Common mistakes to avoid
- Treating symptoms instead of causes: reconciling numbers without addressing process failure will lead to recurring shrinkage.
- Relying solely on full physical inventories: they are disruptive and infrequent, so errors can accumulate between counts.
- Overcomplicating technology choices: adopting expensive tech before stabilizing basic processes and data integrity wastes resources.
- Lack of accountability: not tracking who made adjustments or why makes it hard to correct behaviors or process gaps.
Example scenario
Imagine a mid-sized fulfillment center notices repeated stockouts for a popular SKU. A targeted cycle count reveals the system shows 500 units but only 420 are on-hand. Investigation shows receiving staff sometimes put goods into a temporary staging area and forget to scan them into the system. The solution included retraining, adding a scanning step at the staging area, and moving high-velocity SKUs to dedicated rack locations. Subsequent counts show shrinkage for that SKU reduced to near zero.
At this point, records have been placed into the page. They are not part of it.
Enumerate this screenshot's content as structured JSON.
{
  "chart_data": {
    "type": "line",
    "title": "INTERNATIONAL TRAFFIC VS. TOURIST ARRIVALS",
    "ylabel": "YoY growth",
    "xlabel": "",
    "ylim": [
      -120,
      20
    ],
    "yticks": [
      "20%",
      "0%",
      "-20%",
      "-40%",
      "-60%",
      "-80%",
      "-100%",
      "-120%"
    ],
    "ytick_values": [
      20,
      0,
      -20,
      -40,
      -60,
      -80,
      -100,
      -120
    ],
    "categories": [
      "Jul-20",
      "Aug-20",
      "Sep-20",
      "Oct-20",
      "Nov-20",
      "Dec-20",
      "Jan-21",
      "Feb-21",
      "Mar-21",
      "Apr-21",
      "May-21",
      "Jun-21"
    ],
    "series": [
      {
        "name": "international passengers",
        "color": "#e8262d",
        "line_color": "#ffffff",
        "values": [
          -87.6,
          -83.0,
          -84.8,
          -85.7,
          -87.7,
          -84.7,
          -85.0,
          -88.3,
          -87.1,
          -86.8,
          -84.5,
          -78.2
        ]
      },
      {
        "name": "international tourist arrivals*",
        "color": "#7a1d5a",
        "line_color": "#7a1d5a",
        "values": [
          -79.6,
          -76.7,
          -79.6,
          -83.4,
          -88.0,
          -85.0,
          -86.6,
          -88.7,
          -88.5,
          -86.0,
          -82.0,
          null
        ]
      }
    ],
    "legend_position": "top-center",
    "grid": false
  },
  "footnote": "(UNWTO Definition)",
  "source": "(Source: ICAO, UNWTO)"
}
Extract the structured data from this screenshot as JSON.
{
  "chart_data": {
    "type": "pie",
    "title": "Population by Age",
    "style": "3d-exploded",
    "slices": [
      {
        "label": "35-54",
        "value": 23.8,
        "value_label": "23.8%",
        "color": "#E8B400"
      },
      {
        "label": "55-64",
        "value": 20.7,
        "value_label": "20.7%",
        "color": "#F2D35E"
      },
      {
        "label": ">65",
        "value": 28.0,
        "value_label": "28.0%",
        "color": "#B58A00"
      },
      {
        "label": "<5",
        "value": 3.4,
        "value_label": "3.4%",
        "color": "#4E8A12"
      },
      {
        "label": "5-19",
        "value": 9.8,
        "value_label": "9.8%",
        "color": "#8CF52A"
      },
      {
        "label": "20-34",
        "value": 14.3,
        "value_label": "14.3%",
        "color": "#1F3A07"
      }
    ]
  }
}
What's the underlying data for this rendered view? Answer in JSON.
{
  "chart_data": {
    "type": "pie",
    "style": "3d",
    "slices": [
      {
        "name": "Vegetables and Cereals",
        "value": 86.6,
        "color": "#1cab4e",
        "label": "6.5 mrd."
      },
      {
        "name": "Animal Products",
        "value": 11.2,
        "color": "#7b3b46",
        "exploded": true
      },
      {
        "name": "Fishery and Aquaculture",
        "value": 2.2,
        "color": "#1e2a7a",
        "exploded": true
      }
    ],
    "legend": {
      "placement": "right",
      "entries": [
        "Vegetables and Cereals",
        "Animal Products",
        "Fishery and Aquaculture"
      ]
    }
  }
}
Prevention is the long-term solution
Lost inventory is rarely solved by a single action. The most effective programs combine people, process, and tech: clear procedures, trained staff, regular counts, and tools (WMS, barcode/RFID) that enforce accuracy. Start with small, measurable improvements and scale up controls that deliver the best return on investment.
Final advice for beginners
Focus first on visibility: know what you should have and where high-risk items are. Implement simple scanning and cycle counting, hold teams accountable for adjustments, and use data to prioritize fixes. Over time, add more advanced tracking technologies as your processes mature. Reducing lost inventory improves margins, reduces rush orders, and makes operations more predictable—benefits that quickly justify the effort.